After nearly twenty years of navigating shifting relations between Washington and Caracas, Chevron is the only global oil company still producing crude in Venezuela, home to the world’s largest proven oil reserves. As tensions intensify between the United States and President Nicolás Maduro’s government, that position has become both a strategic advantage and a serious liability.
The Houston based company produces about 200,000 barrels of oil a day through joint ventures with state owned Petróleos de Venezuela, exporting its share mainly to US Gulf Coast refineries designed to process heavy crude. Tanker tracking data shows Chevron was preparing shipments of Venezuelan oil even as Washington escalated its rhetoric and military posture toward the country.
Energy analysts say Chevron’s presence makes it valuable to both governments. Venezuela relies on the company’s technical expertise and export channels to generate badly needed revenue.
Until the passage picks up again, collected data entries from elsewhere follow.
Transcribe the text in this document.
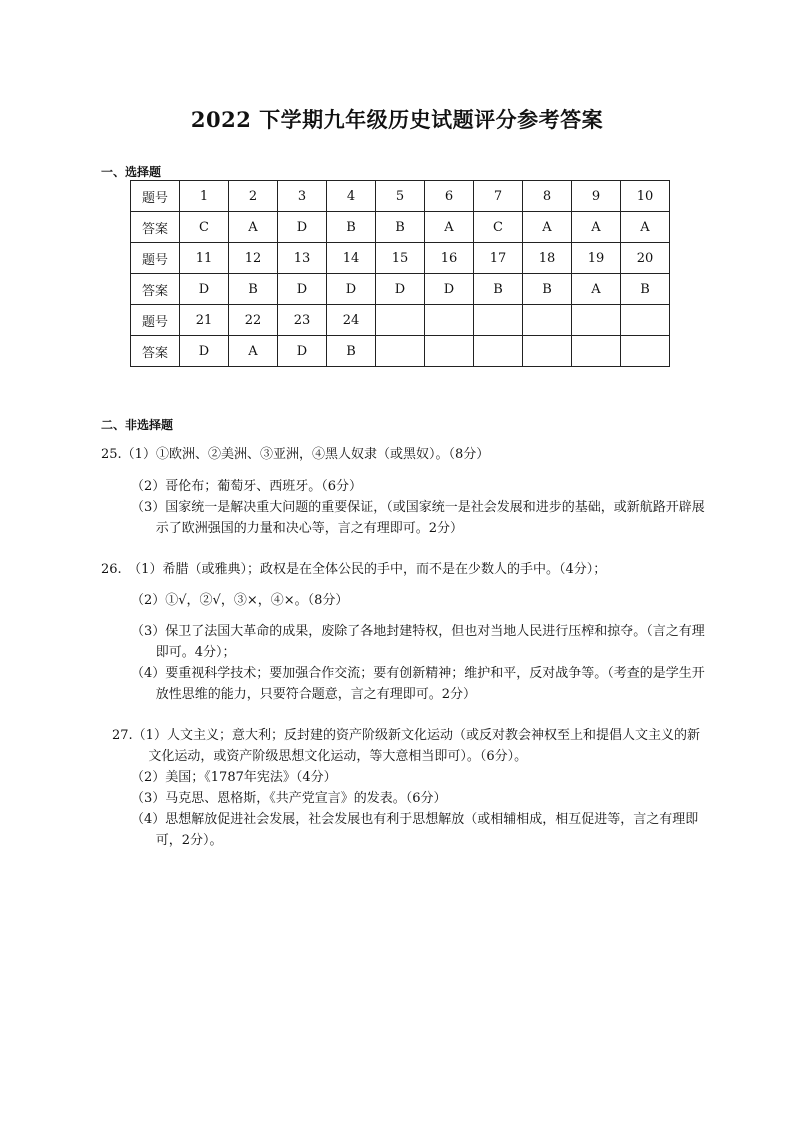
2022 下学期九年级历史试题评分参考答案
一、选择题
题号	1	2	3	4	5	6	7	8	9	10
答案	C	A	D	B	B	A	C	A	A	A
题号	11	12	13	14	15	16	17	18	19	20
答案	D	B	D	D	D	D	B	B	A	B
题号	21	22	23	24						
答案	D	A	D	B						
二、非选择题
25.（1）①欧洲、②美洲、③亚洲，④黑人奴隶（或黑奴）。（8分）
（2）哥伦布；葡萄牙、西班牙。（6分）
（3）国家统一是解决重大问题的重要保证，（或国家统一是社会发展和进步的基础，或新航路开辟展示了欧洲强国的力量和决心等，言之有理即可。2分）
26.　（1）希腊（或雅典）；政权是在全体公民的手中，而不是在少数人的手中。（4分）；
（2）①√，②√，③×，④×。（8分）
（3）保卫了法国大革命的成果，废除了各地封建特权，但也对当地人民进行压榨和掠夺。（言之有理即可。4分）；
（4）要重视科学技术；要加强合作交流；要有创新精神；维护和平，反对战争等。（考查的是学生开放性思维的能力，只要符合题意，言之有理即可。2分）
27.（1）人文主义；意大利；反封建的资产阶级新文化运动（或反对教会神权至上和提倡人文主义的新文化运动，或资产阶级思想文化运动，等大意相当即可）。（6分）。
（2）美国；《1787年宪法》（4分）
（3）马克思、恩格斯，《共产党宣言》的发表。（6分）
（4）思想解放促进社会发展，社会发展也有利于思想解放（或相辅相成，相互促进等，言之有理即可，2分）。
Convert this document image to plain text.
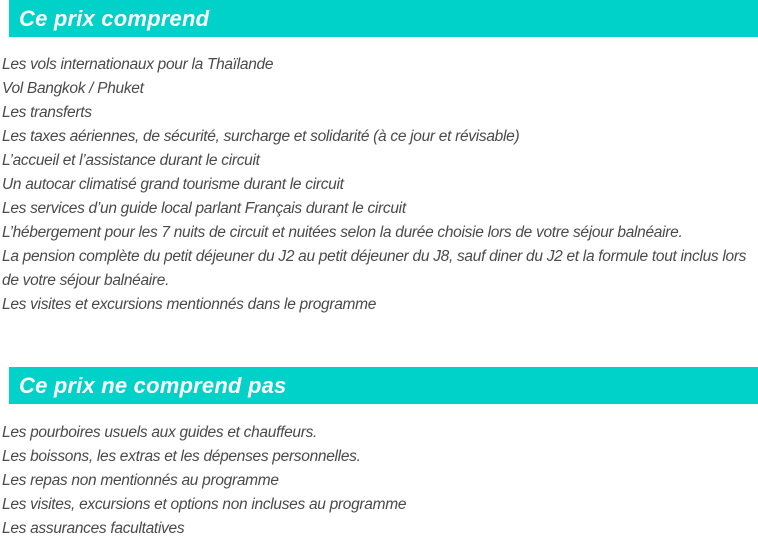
Ce prix comprend

Les vols internationaux pour la Thaïlande

Vol Bangkok / Phuket

Les transferts

Les taxes aériennes, de sécurité, surcharge et solidarité (à ce jour et révisable)

L’accueil et l’assistance durant le circuit

Un autocar climatisé grand tourisme durant le circuit

Les services d’un guide local parlant Français durant le circuit

L’hébergement pour les 7 nuits de circuit et nuitées selon la durée choisie lors de votre séjour balnéaire.

La pension complète du petit déjeuner du J2 au petit déjeuner du J8, sauf diner du J2 et la formule tout inclus lors de votre séjour balnéaire.

Les visites et excursions mentionnés dans le programme

Ce prix ne comprend pas

Les pourboires usuels aux guides et chauffeurs.

Les boissons, les extras et les dépenses personnelles.

Les repas non mentionnés au programme

Les visites, excursions et options non incluses au programme

Les assurances facultatives
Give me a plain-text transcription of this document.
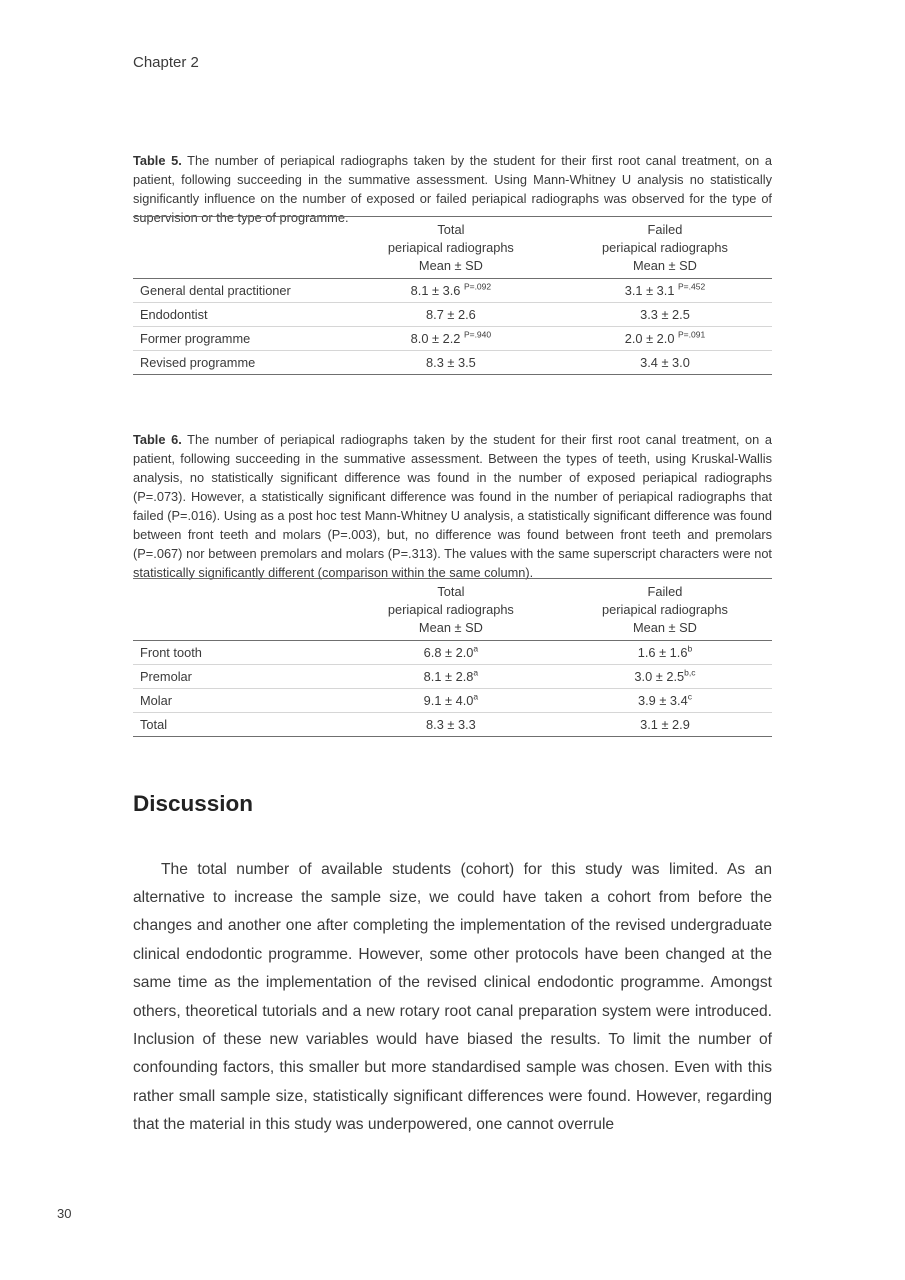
Chapter 2

Table 5. The number of periapical radiographs taken by the student for their first root canal treatment, on a patient, following succeeding in the summative assessment. Using Mann-Whitney U analysis no statistically significantly influence on the number of exposed or failed periapical radiographs was observed for the type of supervision or the type of programme.

Total
periapical radiographs
Mean ± SD

Failed
periapical radiographs
Mean ± SD

General dental practitioner	8.1 ± 3.6 $^{P=.092}$	3.1 ± 3.1 $^{P=.452}$
Endodontist	8.7 ± 2.6	3.3 ± 2.5
Former programme	8.0 ± 2.2 $^{P=.940}$	2.0 ± 2.0 $^{P=.091}$
Revised programme	8.3 ± 3.5	3.4 ± 3.0

Table 6. The number of periapical radiographs taken by the student for their first root canal treatment, on a patient, following succeeding in the summative assessment. Between the types of teeth, using Kruskal-Wallis analysis, no statistically significant difference was found in the number of exposed periapical radiographs (P=.073). However, a statistically significant difference was found in the number of periapical radiographs that failed (P=.016). Using as a post hoc test Mann-Whitney U analysis, a statistically significant difference was found between front teeth and molars (P=.003), but, no difference was found between front teeth and premolars (P=.067) nor between premolars and molars (P=.313). The values with the same superscript characters were not statistically significantly different (comparison within the same column).

Total
periapical radiographs
Mean ± SD

Failed
periapical radiographs
Mean ± SD

Front tooth	6.8 ± 2.0$^a$	1.6 ± 1.6$^b$
Premolar	8.1 ± 2.8$^a$	$3.0 \pm 2.5^{b,c}$
Molar	9.1 ± 4.0$^a$	3.9 ± 3.4$^c$
Total	8.3 ± 3.3	3.1 ± 2.9
Discussion

The total number of available students (cohort) for this study was limited. As an alternative to increase the sample size, we could have taken a cohort from before the changes and another one after completing the implementation of the revised undergraduate clinical endodontic programme. However, some other protocols have been changed at the same time as the implementation of the revised clinical endodontic programme. Amongst others, theoretical tutorials and a new rotary root canal preparation system were introduced. Inclusion of these new variables would have biased the results. To limit the number of confounding factors, this smaller but more standardised sample was chosen. Even with this rather small sample size, statistically significant differences were found. However, regarding that the material in this study was underpowered, one cannot overrule

30
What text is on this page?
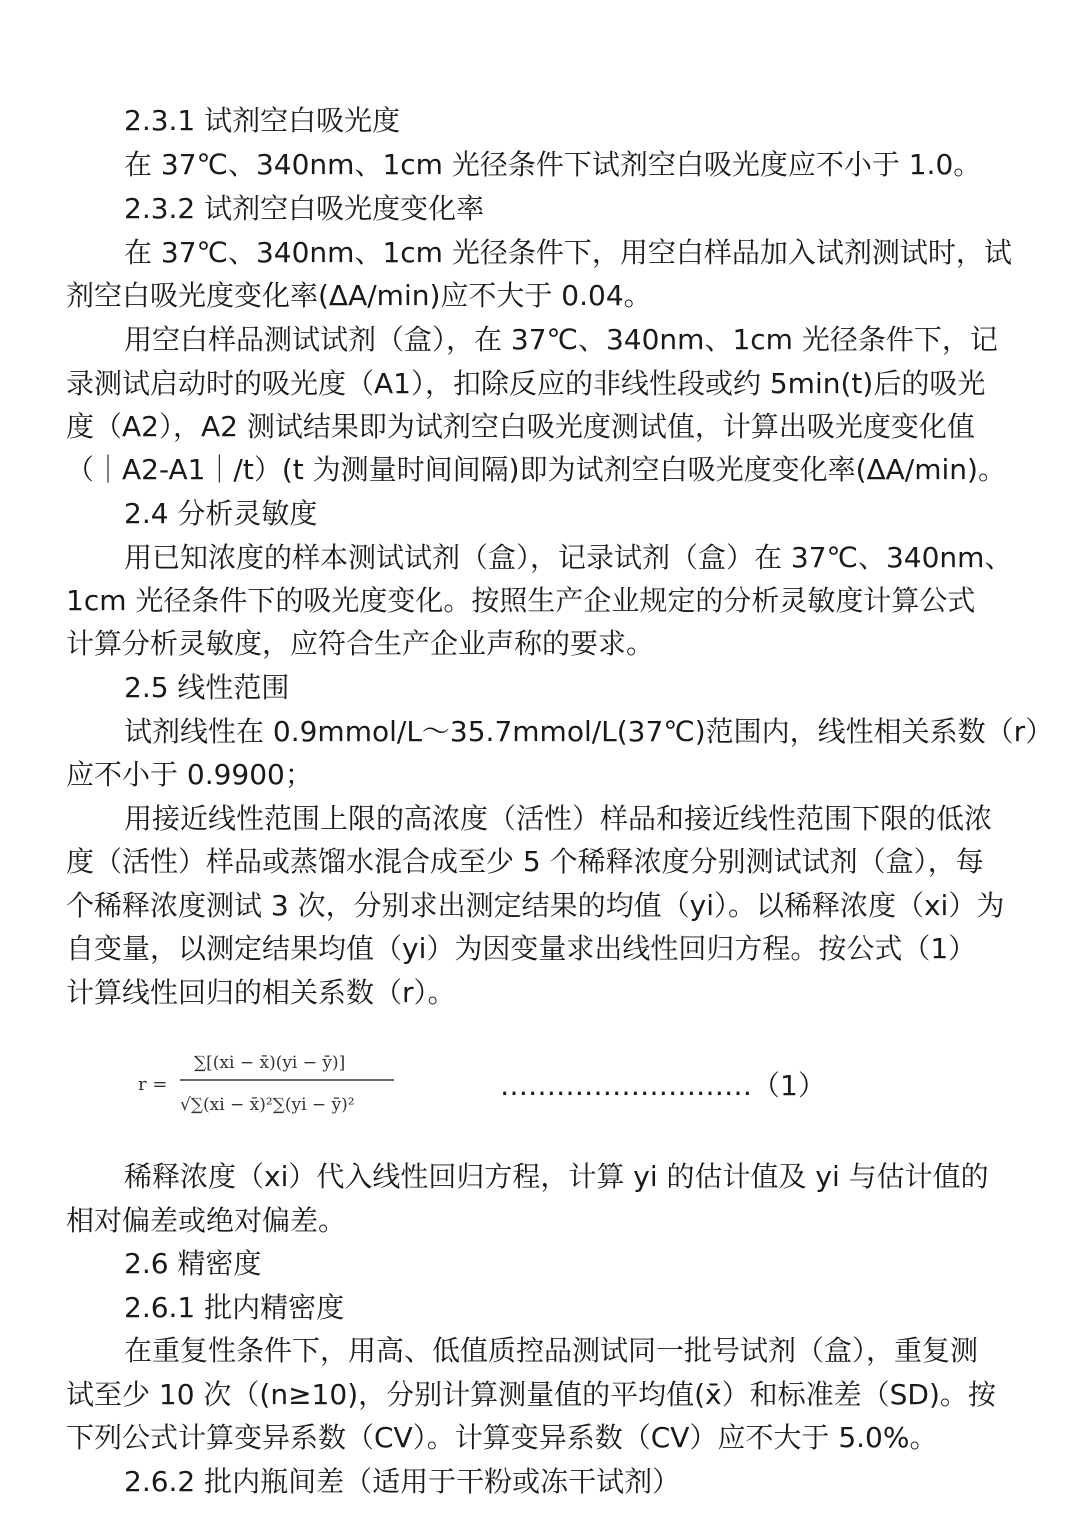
2.3.1 试剂空白吸光度
在 37℃、340nm、1cm 光径条件下试剂空白吸光度应不小于 1.0。
2.3.2 试剂空白吸光度变化率
在 37℃、340nm、1cm 光径条件下，用空白样品加入试剂测试时，试
剂空白吸光度变化率(ΔA/min)应不大于 0.04。
用空白样品测试试剂（盒），在 37℃、340nm、1cm 光径条件下，记
录测试启动时的吸光度（A1），扣除反应的非线性段或约 5min(t)后的吸光
度（A2），A2 测试结果即为试剂空白吸光度测试值，计算出吸光度变化值
（｜A2-A1｜/t）(t 为测量时间间隔)即为试剂空白吸光度变化率(ΔA/min)。
2.4 分析灵敏度
用已知浓度的样本测试试剂（盒），记录试剂（盒）在 37℃、340nm、
1cm 光径条件下的吸光度变化。按照生产企业规定的分析灵敏度计算公式
计算分析灵敏度，应符合生产企业声称的要求。
2.5 线性范围
试剂线性在 0.9mmol/L～35.7mmol/L(37℃)范围内，线性相关系数（r）
应不小于 0.9900；
用接近线性范围上限的高浓度（活性）样品和接近线性范围下限的低浓
度（活性）样品或蒸馏水混合成至少 5 个稀释浓度分别测试试剂（盒），每
个稀释浓度测试 3 次，分别求出测定结果的均值（yi）。以稀释浓度（xi）为
自变量，以测定结果均值（yi）为因变量求出线性回归方程。按公式（1）
计算线性回归的相关系数（r）。
r =
∑[(xi − x̄)(yi − ȳ)]
√∑(xi − x̄)²∑(yi − ȳ)²
………………………（1）
稀释浓度（xi）代入线性回归方程，计算 yi 的估计值及 yi 与估计值的
相对偏差或绝对偏差。
2.6 精密度
2.6.1 批内精密度
在重复性条件下，用高、低值质控品测试同一批号试剂（盒），重复测
试至少 10 次（(n≥10)，分别计算测量值的平均值(x̄）和标准差（SD)。按
下列公式计算变异系数（CV）。计算变异系数（CV）应不大于 5.0%。
2.6.2 批内瓶间差（适用于干粉或冻干试剂）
US policymakers, despite public criticism, continue to see Chevron as a stabilising force that prevents rival powers from filling the vacuum.
Francisco Monaldi, director of Latin American energy policy at Rice University, said the company’s position gives it leverage in almost any political outcome. He said Chevron is one of the few actors that could help restart or expand production if diplomatic or political conditions shift.
The broader Venezuelan oil industry is struggling. US sanctions and maritime enforcement have disrupted exports, cyber incidents have hit infrastructure and air travel in and out of the country has slowed amid security warnings. State oil firm PDVSA faces the prospect of shutting wells as storage fills and buyers disappear.
Chevron’s survival in the country traces back to decisions made after Venezuela tightened state control over oil in the early 2000s. While rivals such as ExxonMobil and ConocoPhillips exited, Chevron chose to adapt, accepting minority stakes and maintaining relationships with successive governments.
Approach Draws Criticism from US Lawmakers
That approach has drawn criticism from US lawmakers who accuse the company of indirectly propping up an authoritarian regime. Hardliners within Venezuela also view Chevron as a symbol of foreign influence in a strategic industry.
Chevron says it operates in compliance with US law and that its activities support economic stability while maintaining energy security. Executives acknowledge the scrutiny but argue that long term engagement is essential in resource rich regions.
As pressure on Maduro increases and oil markets remain volatile, Chevron’s calculated patience in Venezuela may yet deliver significant rewards or expose the company to its greatest geopolitical test.